Se estiver numa festa que aconteça no último piso de um prédio alto, procuro sempre afastar-me das conversas de ocasião para vir à varanda deitar um olhar sobre a cidade, sobretudo se for de noite, para espreitar as luzes, as fendas e as sombras que crescem na escuridão da cidade, propensa ao imprevisto, ao inesperado.

A maior cidade onde estive foi Xangai. Vivi durante três meses nesse lugar onde tudo o que eu conhecia do mundo se invertia, onde a minha crença sobre ser uma “entidade única especial” esbarrava na necessidade de atravessar a estrada, rodeada por uma multidão de centenas de outras “entidades únicas e especiais” com quem eu tinha de acertar a passada, sob o risco de ser esmagada pelo fluxo de automóveis que avançavam independentemente da cor do semáforo.

Foi em Xangai que me senti ainda mais minúscula: se em Portugal já achava que o meu modesto metro e cinquenta e nove centímetros, muitas vezes não estava à altura dos acontecimentos, na China passei a sentir-me com dois centímetros de importância, reduzida de protagonismo entre os milhares de pessoas que me rodeavam diariamente.

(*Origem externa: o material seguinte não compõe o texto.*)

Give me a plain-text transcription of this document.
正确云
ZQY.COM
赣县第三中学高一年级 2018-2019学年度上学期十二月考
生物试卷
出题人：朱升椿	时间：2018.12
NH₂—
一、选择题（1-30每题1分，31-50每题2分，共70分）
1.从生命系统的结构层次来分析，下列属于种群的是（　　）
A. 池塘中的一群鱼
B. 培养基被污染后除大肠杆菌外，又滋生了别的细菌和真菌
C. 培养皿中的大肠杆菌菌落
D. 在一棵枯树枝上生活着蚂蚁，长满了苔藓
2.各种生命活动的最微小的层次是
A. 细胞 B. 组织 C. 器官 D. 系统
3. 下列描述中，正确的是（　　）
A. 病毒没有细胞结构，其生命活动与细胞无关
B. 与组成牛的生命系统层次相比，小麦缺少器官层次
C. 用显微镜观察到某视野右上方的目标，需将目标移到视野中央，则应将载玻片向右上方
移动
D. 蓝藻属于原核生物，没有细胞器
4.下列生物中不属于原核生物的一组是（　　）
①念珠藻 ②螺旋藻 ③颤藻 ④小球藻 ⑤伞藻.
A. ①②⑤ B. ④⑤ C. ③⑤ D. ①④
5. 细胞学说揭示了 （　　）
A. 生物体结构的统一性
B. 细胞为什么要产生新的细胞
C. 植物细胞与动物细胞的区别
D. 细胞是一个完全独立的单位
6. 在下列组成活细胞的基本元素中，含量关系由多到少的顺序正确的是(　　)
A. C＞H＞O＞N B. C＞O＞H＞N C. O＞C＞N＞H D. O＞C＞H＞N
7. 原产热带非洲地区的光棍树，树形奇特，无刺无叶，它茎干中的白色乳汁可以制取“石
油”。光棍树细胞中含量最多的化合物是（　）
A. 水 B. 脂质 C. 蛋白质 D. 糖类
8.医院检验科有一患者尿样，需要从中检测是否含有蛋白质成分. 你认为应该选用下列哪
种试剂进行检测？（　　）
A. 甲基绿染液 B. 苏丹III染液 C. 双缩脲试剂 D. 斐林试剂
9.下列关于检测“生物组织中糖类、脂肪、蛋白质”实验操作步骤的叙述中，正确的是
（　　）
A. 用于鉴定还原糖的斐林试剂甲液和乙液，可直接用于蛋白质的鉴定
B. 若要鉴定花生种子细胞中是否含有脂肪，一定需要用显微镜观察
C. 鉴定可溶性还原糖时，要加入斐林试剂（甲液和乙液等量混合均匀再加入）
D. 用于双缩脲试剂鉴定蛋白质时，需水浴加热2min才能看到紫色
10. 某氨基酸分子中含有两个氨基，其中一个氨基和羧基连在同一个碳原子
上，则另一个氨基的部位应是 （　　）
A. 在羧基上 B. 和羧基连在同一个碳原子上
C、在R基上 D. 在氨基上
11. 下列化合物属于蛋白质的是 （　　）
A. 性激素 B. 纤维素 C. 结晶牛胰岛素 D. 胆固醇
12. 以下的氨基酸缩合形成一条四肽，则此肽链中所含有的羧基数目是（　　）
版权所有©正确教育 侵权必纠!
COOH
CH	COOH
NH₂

Por vezes o coletivo era tão poderoso, que quando aconteceu ser feriado nacional, cerca de seis milhões de pessoas (aproximadamente 12 milhões de pés) pisaram a rua do Bund, onde eu estava hospedada, e os meus dois pés e respetivo corpo a eles associado, bem puderam esquecer a autodeterminação — seguiam simplesmente por onde a multidão os levasse. Entre mim e a multidão, nenhuma fronteira, só fusão. O mesmo se passava fosse dia ou noite.

Lisboa está longe de ser uma dessas metrópoles imensas que não dorme (exceção feita aos órgãos vitais em funções — os médicos de serviço, os coletores de lixo, os guardas noturnos, e todos os que mantêm o organismo a respirar enquanto o resto dos não-noctívagos repousa em sono REM). Ainda assim, quando cheguei à cidade, vinda de outra substancialmente mais pequena, Lisboa pareceu-me assustadoramente enorme. Cheia de vielas, ruas indecifráveis, portas misteriosas na Avenida Duque de Loulé, homens engravatados no Saldanha, personagens fictícias na Avenida Almirante Reis.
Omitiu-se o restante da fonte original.